Actualités, Interventions à l'assemblée, Mon action parlementaire

Droit du travail : sécuriser les forces vives de l’entreprise.

13 juillet 2017 • Par

Cette semaine aura été consacrée, à l’Assemblée Nationale, à l’examen en séance publique, du projet de loi d’habilitation à légiférer par ordonnances pour le renforcement du dialogue social.

En clair, il s’agit du projet du gouvernement visant à modifier certains pans de notre législation du travail, pour l’adapter aux réalités vécues dans les entreprises, ou dans certains secteurs d’activités. Le fil rouge : maintenir un niveau élevé de protection du salarié avec un droit du travail plus souple, et renforcer la sécurité juridique des employeurs. Ce double défi, c’est par le dialogue social qu’il peut être relevé, en faisant en sorte que représentants des salariés et employeurs négocient, au plus près du terrain, les dispositifs les plus à même de répondre aux besoins d’adaptation liés à l’évolution de l’entreprise sur son marché, sans remettre en cause les droits des salariés. L’enjeu, au cas par cas, peut parfois s’avérer complexe et c’est bien pour cela que, contrairement à la réalité des entreprises il y a 40 ou 50 ans, ce n’est désormais plus la loi, mais la négociation collective et l’accord contractualisé au sein de la branche et de l’entreprise qui peut établir le détail de la norme de droit la plus pertinente. Le tout encadré par les dispositions d’ordre public social qui garantissent, par la loi, les principes fondamentaux les plus intangibles.

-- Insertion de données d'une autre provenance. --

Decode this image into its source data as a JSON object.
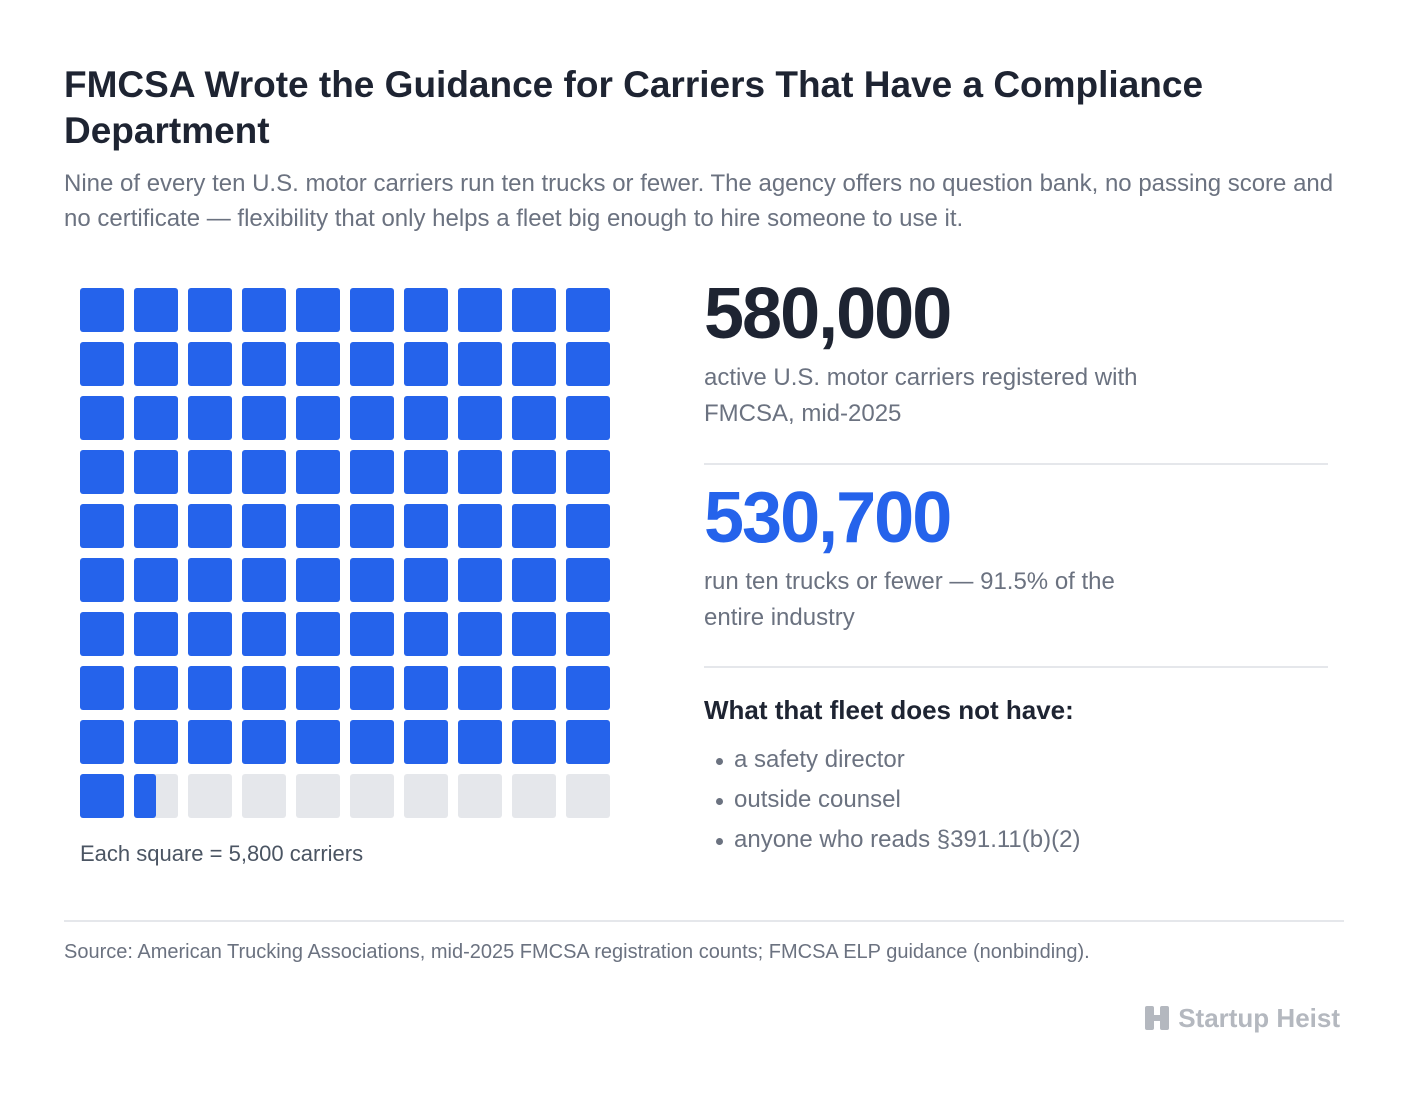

C’est dans cet esprit que le projet de loi d’habilitation présenté par le gouvernement énumère de nombreux domaines dans lesquels le Gouvernement va, d’ici la mi-septembre, dans le cadre d’une concertation avec les partenaires sociaux, faire évoluer notre droit du travail : la place de l’accord d’entreprise, son articulation avec la branche professionnelle, la place et l’architecture des instances de représentation du personnel, la place et le rôle des représentants de salariés au sein de l’entreprise, les modalités du licenciement, l’indemnisation par les prud’hommes en cas de licenciement sans cause réelle et sérieuse, la prise en compte de la pénibilité, sont autant de domaines qui ont été abordés par les députés cette semaine.

Sur un certain nombre de sujets, le groupe Les Constructifs a avancé, par amendements, des propositions qui ont recueilli l’intérêt du gouvernement. Nos propositions sur les seuils d’effectifs et leurs effets sur l’embauche ont ainsi pu être écoutées, et l’un de nos amendements sur ce point a été adopté par la majorité. Le gouvernement a également fait un pas vers notre proposition d’associer les groupes parlementaires aux travaux d’élaboration des ordonnances. Je regrette, pour ma part, que le texte n’aborde pas la nécessaire clarification du financement des organisations syndicales et professionnelles qui participent au dialogue social, ou qu’il n’étudie pas les voies et moyens de faire évoluer notre contrat de travail, pour mettre fin à cette distinction entre CDD et CDI qui maintient de trop nombreux jeunes recrutés en contrats courts, dans une incertitude prolongée à leur entrée sur le marché du travail. Il n’en reste pas moins que les échanges avec le gouvernement ont été… constructifs. Reste à connaître, au mois de septembre quel sera le contenu concret des ordonnances.